Bias minimisation: Study Reporting
Reporting of follow-up, dropouts, and crossover is important because there may be a systematic reason for loss of follow-up or dropout from one arm of a study, or for patients to not undergo one of two diagnostic tests under comparison. The study report should transparently account for all patients. Reports of randomised controlled trials are now required to include a CONSORT diagram by the ICMJE.
CONSORT diagrams, represented as a series of boxes containing patient numbers, describe how many patients withdrew, crossed over, or were lost to follow up, often with reasons for these events. Duration and completeness of follow-up should be sufficient and of the right time frame to see the effect being looked for.

Figure 1: CONSORT diagram from an RCT of an alternative process of liver preservation prior to transplant. It clearly shows where patients died or transplants did not proceed for any reason. Reprinted from Schlegel A, Mueller M, Muller X, Eden J, Panconesi R, von Felten S, et al. A multicenter randomized-controlled trial of hypothermic oxygenated perfusion (HOPE) for human liver grafts before transplantation. Journal of Hepatology. 2023;78(4):783–93. Reused under a Creative Commons CC BY licence.
Bias minimisation: Patient selection and distribution between arms
Were the right patients included in the trial?
Patient selection may be important to enable a study to detect a difference in the primary endpoint between study arms.
For example, a randomised clinical trial of an antidepressant for fatigue in patients with advanced cancer required patients to score 4 or more out of 10 for fatigue before entering the trial. This is important, because the problem needed to be there in order to potentially be improved by the intervention. Look at the study inclusion and exclusion criteria.
Were all patients treated consistently across both groups, except for the specific intervention under investigation?
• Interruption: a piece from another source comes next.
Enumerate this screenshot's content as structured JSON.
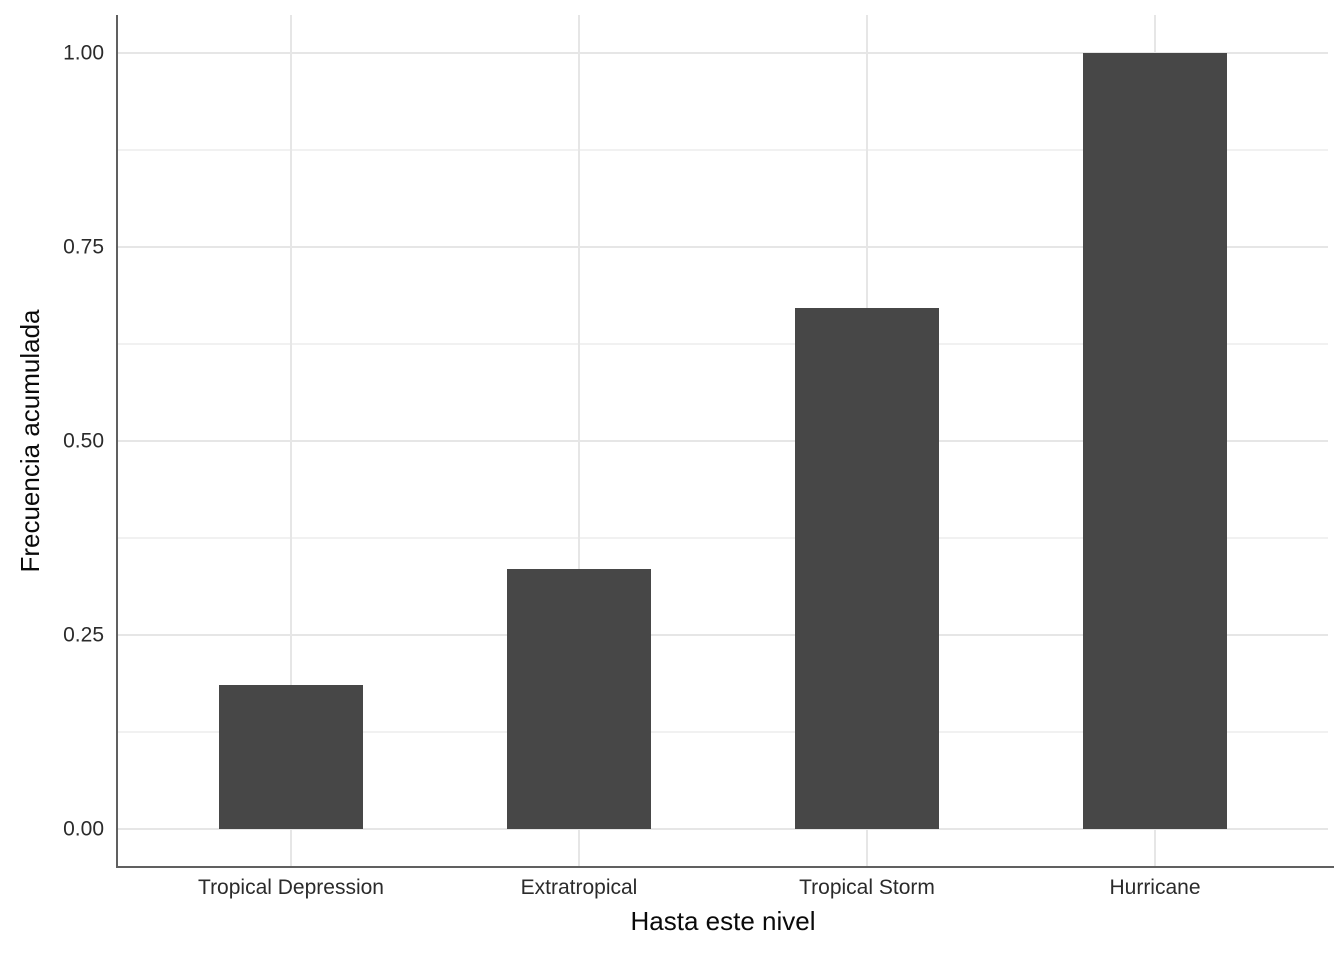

Ideally, other supportive care measures and contact with study staff should be the same in all arms of an intervention study, to minimise the risk of introducing bias through factors other than the intervention.
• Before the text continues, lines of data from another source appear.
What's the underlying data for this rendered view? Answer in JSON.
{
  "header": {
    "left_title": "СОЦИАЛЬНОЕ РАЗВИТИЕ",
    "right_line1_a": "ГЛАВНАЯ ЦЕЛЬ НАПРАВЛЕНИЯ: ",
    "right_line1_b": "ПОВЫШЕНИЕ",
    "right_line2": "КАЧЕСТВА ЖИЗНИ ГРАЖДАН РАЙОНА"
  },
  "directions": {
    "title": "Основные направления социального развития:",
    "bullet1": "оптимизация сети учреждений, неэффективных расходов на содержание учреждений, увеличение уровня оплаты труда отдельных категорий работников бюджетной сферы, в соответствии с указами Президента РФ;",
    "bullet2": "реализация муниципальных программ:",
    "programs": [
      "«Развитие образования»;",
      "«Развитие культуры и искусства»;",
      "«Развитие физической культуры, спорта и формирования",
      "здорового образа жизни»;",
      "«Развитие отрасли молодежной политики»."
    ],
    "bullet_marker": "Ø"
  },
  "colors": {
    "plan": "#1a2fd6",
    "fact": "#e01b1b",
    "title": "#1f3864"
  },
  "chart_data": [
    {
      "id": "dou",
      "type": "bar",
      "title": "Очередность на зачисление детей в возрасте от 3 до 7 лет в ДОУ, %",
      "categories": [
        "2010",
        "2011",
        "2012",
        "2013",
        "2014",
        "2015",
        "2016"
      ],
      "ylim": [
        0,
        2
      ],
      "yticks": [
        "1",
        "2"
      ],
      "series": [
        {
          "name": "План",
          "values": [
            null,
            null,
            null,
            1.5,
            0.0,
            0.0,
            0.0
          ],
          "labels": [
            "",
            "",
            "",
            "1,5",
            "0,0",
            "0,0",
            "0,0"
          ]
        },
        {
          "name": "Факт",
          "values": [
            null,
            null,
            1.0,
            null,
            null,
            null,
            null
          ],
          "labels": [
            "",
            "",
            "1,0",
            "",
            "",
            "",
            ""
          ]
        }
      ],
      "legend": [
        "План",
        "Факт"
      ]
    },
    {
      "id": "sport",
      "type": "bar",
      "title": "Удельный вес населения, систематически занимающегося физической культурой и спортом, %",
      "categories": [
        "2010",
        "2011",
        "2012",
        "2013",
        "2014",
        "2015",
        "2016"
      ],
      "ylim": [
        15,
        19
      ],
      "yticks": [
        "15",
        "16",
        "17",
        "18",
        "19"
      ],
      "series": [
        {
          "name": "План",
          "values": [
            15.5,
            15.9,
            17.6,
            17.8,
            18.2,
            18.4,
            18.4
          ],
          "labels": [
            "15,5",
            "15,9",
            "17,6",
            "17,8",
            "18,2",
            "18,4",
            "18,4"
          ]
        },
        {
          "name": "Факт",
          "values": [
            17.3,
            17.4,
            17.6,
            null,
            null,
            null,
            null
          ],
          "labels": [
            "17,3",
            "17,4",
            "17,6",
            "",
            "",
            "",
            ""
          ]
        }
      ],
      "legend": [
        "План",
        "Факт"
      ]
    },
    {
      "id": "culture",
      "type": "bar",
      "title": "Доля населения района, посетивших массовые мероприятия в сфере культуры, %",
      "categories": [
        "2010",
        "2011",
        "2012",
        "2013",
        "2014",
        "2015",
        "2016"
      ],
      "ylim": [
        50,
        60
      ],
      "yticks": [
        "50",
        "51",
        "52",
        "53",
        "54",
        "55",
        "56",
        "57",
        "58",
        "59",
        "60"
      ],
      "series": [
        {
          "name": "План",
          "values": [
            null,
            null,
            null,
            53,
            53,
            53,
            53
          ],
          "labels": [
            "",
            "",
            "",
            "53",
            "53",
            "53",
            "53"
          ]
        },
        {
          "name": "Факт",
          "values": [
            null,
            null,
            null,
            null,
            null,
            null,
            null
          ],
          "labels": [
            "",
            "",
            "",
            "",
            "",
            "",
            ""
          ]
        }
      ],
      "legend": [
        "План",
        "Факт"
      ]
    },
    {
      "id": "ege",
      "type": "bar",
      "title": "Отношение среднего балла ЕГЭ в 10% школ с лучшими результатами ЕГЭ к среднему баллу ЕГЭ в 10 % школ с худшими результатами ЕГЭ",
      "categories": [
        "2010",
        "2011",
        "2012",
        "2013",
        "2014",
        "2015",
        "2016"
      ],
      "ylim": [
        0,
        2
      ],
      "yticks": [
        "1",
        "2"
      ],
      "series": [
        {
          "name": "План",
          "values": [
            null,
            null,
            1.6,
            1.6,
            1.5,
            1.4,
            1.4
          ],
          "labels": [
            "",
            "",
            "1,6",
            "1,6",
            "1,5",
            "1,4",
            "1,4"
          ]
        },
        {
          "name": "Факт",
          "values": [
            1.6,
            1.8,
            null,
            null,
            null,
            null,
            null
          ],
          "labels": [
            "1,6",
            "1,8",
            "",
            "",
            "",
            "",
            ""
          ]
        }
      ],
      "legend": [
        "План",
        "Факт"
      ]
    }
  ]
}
Patient groups are balanced for important prognostic factors
The distribution of important prognostic factors between patients in study arms is shown in a table of patient characteristics, often ‘Table 1’. Prognostic factors may be unevenly distributed by chance alone. Assess whether imbalance may explain the direction of study results.
Do the authors draw conclusions that are supported by the data?
Conclusions in the abstract and discussion may be biased by the author’s pre-determined ideas about the results.
You should ensure that the results and the conclusions are concordant. Have the authors discussed and critically analysed other work that both supports and contradicts their findings, or have they focused on one aspect only?